Direito

O que é necessário para operar um drone?

Esta notícia do Público obriga a relembrar a legislação do drones, objecto quase banal, comprável num simples supermercado.

Vamos deixar aqui as referências mais importantes e esta informação: qualquer cidadão que tenha conhecimento ou informações relativas a um acidente ou incumprimento desta legislação, que aqui se resume, deve reportá-la à Direcção de Segurança da Aviação, da ANAC. 

  1. Um drone com mais de 250 gramas ou que contenha uma câmara fotográfica, de vídeo ou microfone obriga a um registo de operador numa plataforma electrónica da Autoridade Nacional de Aviação Civil (ANAC) ou de uma congénere da União Europeia (UE). Os pilotos têm ainda de realizar uma formação, cujo conteúdo varia consoante o tipo de operação que pretendem fazer. 
  2. Os aparelhos com mais de 900 gramas têm obrigatoriamente de ter um seguro de responsabilidade civil. 
  3. Quanto às autorizações para voar, há três categorias de operação (aberta, específica e certificada), que estão associadas a diferentes níveis de risco.

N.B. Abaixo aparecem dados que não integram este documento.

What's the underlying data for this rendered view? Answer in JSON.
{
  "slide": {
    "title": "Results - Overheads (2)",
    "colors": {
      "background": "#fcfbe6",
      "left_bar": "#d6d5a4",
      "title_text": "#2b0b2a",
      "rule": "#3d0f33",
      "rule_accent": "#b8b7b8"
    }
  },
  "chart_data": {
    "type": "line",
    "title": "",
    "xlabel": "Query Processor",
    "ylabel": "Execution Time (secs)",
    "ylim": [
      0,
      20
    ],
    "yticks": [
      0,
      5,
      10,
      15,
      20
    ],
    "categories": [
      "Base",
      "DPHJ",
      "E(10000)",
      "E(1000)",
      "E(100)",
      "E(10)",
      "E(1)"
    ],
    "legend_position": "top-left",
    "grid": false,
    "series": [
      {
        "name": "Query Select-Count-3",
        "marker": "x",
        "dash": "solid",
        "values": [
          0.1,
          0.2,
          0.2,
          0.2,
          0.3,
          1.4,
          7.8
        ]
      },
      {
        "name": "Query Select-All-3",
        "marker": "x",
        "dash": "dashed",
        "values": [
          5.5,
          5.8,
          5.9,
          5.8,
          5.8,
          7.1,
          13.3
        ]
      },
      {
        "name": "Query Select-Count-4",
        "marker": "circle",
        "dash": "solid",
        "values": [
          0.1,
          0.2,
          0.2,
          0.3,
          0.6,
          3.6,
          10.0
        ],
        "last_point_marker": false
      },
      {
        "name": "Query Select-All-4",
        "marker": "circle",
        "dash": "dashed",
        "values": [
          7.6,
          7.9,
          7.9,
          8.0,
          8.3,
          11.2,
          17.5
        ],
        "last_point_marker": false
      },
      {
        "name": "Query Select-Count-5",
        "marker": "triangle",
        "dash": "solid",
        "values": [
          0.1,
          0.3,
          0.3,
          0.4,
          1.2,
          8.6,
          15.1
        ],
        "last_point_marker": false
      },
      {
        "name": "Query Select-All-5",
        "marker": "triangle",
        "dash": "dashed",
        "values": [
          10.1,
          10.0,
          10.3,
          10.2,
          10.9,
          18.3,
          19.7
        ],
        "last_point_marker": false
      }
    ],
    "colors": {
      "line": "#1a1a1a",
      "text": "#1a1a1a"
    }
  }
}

Mais de 90% das operações de drones em Portugal fazem-se na categoria aberta, considerada de baixo risco, onde existem as subcategorias A1, A2 e A3. Nenhuma delas necessita de autorização da ANAC. Isso implica que o drone não pode ter mais de 25 quilos, tem de operar na linha de vista – ou seja, o piloto não pode perdê-lo de vista –, voar no máximo 120 metros acima do terreno e não pode entrar em zonas proibidas ou de restrição operacional de aeroportos ou de heliportos. Está ainda vedado o voo sobre concentrações de pessoas (por exemplo, concertos, manifestações ou zonas comerciais com muita afluência) e o desrespeito pela privacidade de outras pessoas, o que implica a proibição de filmar ou fotografar pessoas sem a respectiva autorização. Já para operar na categoria específica (sempre que não seja cumprido um ou mais requisitos de operação da categoria aberta), é sempre necessária a intervenção da ANAC. Isto abarca, por exemplo, os voos acima dos 120 metros, as operações fora de linha de vista ou sobre uma concentração de pessoas. Tanto a operação na categoria específica como na certificada implicam intervenção de uma utoridade de aviação civil, com processos de autorizações em que a exigência e a complexidade sobem à medida que o risco cresce.
  4. A formação teórica para operar nas subcategorias abertas (A1, A2 e A3) é realizada numa plataforma electrónica da ANAC, portanto à distância, onde ocorrem igualmente as provas das subcategorias A1 e A3. Os exames da A2 realizam-se presencialmente. Nas três, dadas em exclusividade pela ANAC, exige-se um aproveitamento mínimo de 75% no exame. A formação na categoria aberta tornou-se obrigatória desde 31 de Agosto de 2021. No caso da categoria específica, há situações em que se exige que o piloto, já com certificado A1, A3 ou A2, realize, com aproveitamento, um outro exame presencial na ANAC. Mas também há casos em que o operador dos drones (nestas situações habitualmente uma pessoa colectiva com pilotos ao seu serviço) é obrigado a organizar o seu programa de formação, podendo recorrer a um prestador de serviço externo. A formação na categoria certificada será efectuada em academias que seguem o sistema já implementado para a aviação tripulada.
  5. O operador de um drone pode ser uma pessoa individual (que também é o piloto) ou uma pessoa colectiva com pilotos ao seu serviço. O registo do operador de aeronaves não tripuladas é necessário, mesmo na categoria aberta, sempre que se esteja a operar com um drone com mais de 250 gramas, ou que contenha uma câmara fotográfica, de vídeo ou microfone. Tal pode ser obrigatório para operar drones que pesam menos de 250 gramas se estes atingirem velocidades muito grandes. O operador fica registado numa plataforma electrónica e os seus dados são partilhados pelos Estados-membros da União Europeia, para efeitos da partilha de informações e reconhecimento mútuo dos certificados ou autorizações associadas a esse número de registo. Os números de registo ficam também disponíveis para diversas entidades nacionais, nomeadamente as forças de segurança, autoridade militar, autoridades que efectuam a supervisão e fiscalização de produtos e para os serviços de navegação aérea.
  6. Em Portugal, é obrigatória a contratação de seguro de responsabilidade civil para quem opere uma aeronave não tripulada com mais de 900 gramas. O seguro pretende cobrir a obrigação de indemnizar terceiros por danos patrimoniais. Para os drones com mais de 20 quilos, aplicam-se regras muito mais exigentes, com os mesmos requisitos de seguro exigidos às transportadoras aéreas e aos operadores de aeronaves.